Stereotypes and Leaders.

The other day I was reading about a successful startup company’s journey and the CEO recalled that when he and his partners pitched for funds with VCs, the stock response they heard repeatedly was “How can you guys run a company , you are a bunch of introverts.” That brings two rather diverse thoughts to my mind, one, how do we decide in such a short meeting that a person is introvert, a weak leader, etc. etc., and two, do only extroverts succeed as leaders?
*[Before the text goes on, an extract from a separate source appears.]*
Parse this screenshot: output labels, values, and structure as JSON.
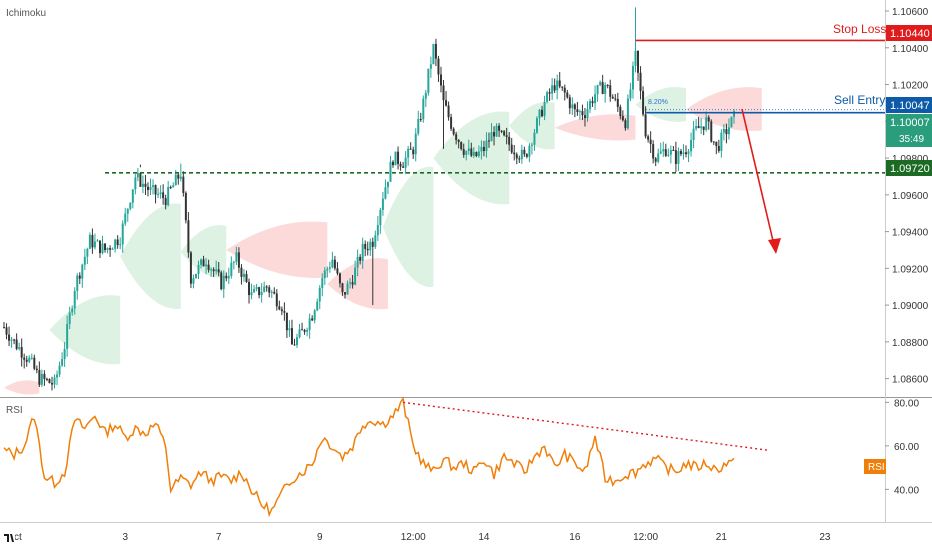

First about the Prejudiced eye:
Various societies have such strong pre-conceived notions linking age, looks, gender with expected behavior. This strict compartmentalization of traits is almost pathological if we think of management and leadership. If you wear spectacles you are viewed as academically good but athletically weak which quickly gets translated to introvert and extrovert. Men in general and men with mustaches in particular are seen as tougher than women. If you wear a dark color like red or black you are seen as aggressive otherwise you are seen as less assertive. These prejudices are almost universally prevalent, however in addition to this there are more prejudices to be seen which are country specific or society specific. In India for example if you tell only your first name, the other person will insist on hearing your surname more often than not. As soon as you tell your surname the other person starts connecting the dots of your region, caste, religion and creates a profile of your expected behaviors. Tamils and Bengalis are seen as intelligent but argumentative, Punjabis are seen as aggressive and the list goes on and on. Even though it is very clear that such compartmentalization is absolutely inaccurate and unnecessary, yet it continues to live on. Many careers are nipped in the bud because of such prejudices; many times decisions in interviews are taken even before the person has spoken a single word. I have personally faced and been at the receiving end of such discrimination. I have seen people judge me not on the basis of the results I generated or the behaviors I exhibited but by the first impressions I created on them which was based mainly on my regional identity and my overall look.

To an extent it is inevitable that we program our minds to connect certain behaviors with certain races or types of people. This is definitely a hurdle to better Management and leadership and we must watch out against it.

Many Western countries have enacted elaborate and strict laws to discourage any discrimination on the basis of region, religion, sex and even age. This, even though not working completely, is helping them create a more equitable and competency based work environment.

That brings me to the second thought — do only aggressive managers succeed? Well, research does support the hypothesis that outgoing people, extroverts, make better managers. However this was more relevant when Management essentially meant getting maximum productivity from an underpaid, ill educated workforce working mechanically, and the output being directly proportional to the physical effort done. Things have changed. Recent research has shown that when the workers are well-informed and proactive it is the soft spoken, high on listening manager who gets better results. The same study also concludes that the dominating , aggressive leader feels threatened when the people he leads are pro-active.

If we look into the past, we can see that leaders as diverse as Gandhi and Steve Jobs , both have succeeded in their own ways. There are hundreds of examples of mild, soft spoken leaders doing very well as well as failing and the same is true with aggressive dominating leaders. No strict rules can really be laid therefore.

The traits of being able to create a compelling vision and making people want to exert to move towards that vision is what makes a great leader. The need is to look at behaviors, traits and not allow the vision to be clouded by race, color, gender, etc.